Nuclear proliferation will not end anytime soon, and nuclear weapons will not disappear no matter what steps are taken.
The technology is here, there is no going back, and we must now do our best to live with that fact.
The only realistic way to prevent proliferation is to keep very tight controls on the export of technology related to weapons production. Treaties such as the Non-Proliferation Treaty and the Test Ban Treaty, to be signed in 1996, will only limit proliferation somewhat.
They are, in effect, gentlemen’s agreements not to engage in development of nukes or export technology related to them. If a nation wishes to become a part of either regime, then they will probably not “go nuclear.”
But no nation can be forced to sign or comply with those treaties, and if a nation wants a nuclear arsenal, it will get one no matter what obstacles stand in it’s way.

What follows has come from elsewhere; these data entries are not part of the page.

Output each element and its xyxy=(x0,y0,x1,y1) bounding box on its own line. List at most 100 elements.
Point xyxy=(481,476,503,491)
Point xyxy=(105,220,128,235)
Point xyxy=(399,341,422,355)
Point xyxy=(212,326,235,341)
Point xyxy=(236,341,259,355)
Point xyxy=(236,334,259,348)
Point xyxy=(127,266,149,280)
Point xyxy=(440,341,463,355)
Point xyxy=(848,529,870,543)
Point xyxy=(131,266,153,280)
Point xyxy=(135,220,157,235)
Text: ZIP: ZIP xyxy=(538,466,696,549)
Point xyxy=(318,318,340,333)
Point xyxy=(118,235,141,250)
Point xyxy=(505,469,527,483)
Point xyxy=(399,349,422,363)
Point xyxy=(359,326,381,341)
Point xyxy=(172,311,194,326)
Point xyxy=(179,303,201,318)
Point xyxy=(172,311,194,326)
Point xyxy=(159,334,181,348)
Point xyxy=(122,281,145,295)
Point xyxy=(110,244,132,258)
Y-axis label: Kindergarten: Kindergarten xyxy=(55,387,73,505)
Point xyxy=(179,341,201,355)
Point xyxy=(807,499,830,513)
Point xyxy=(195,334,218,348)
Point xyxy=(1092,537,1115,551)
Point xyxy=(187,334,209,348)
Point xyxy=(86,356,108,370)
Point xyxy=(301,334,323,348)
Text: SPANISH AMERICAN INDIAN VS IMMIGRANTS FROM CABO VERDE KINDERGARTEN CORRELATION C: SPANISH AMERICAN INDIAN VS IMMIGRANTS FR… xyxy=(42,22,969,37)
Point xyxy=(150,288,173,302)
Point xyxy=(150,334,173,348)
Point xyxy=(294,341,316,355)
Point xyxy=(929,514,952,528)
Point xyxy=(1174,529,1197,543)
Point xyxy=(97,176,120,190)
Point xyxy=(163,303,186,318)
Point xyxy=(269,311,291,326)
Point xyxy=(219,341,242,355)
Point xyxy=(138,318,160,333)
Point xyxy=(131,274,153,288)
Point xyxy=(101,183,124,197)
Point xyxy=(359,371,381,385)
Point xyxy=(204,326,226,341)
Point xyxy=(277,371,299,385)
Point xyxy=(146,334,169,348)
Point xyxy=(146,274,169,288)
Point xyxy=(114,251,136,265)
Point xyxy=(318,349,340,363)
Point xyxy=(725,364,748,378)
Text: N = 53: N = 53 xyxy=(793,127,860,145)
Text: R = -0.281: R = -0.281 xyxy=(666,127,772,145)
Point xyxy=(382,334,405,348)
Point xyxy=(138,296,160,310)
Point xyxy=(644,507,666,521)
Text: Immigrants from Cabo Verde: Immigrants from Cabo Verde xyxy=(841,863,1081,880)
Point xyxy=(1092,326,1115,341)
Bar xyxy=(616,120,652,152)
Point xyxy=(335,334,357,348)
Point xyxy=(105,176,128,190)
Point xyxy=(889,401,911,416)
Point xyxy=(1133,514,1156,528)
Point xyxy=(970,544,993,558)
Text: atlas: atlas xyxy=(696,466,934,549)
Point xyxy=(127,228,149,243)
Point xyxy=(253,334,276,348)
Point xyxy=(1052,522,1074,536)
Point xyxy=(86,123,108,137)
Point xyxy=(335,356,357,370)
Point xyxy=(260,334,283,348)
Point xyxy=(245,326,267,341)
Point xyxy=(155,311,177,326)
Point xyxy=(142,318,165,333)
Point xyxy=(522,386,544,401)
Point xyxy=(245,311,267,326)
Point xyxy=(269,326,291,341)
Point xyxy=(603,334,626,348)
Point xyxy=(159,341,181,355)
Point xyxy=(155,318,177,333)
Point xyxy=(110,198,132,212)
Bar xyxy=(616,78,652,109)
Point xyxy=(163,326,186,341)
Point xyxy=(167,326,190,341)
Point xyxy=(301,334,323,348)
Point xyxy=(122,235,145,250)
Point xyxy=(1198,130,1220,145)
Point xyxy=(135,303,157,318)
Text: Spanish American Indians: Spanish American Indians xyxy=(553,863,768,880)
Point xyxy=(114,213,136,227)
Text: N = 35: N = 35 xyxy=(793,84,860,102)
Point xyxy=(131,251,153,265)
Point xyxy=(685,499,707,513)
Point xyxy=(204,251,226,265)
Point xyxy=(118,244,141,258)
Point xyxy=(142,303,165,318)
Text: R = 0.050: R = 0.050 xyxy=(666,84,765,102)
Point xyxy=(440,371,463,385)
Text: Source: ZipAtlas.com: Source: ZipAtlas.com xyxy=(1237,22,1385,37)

Failing the prevention of proliferation, the only way to ensure security is to have an effective deterrent force. France, and every other nuclear power, will never completely give up their deterrent forces with nuclear weapons still spreading through the world, and they should not.
Nor should they stop limited testing; new designs require at least one test shot. The simple fact is that nuclear weapons are here, and we just have to deal with it.
Kevin S. Kirby is a senior in journalism mass communication from Louisville, Kentucky. He has a B.A. in political science from the University of Wyoming.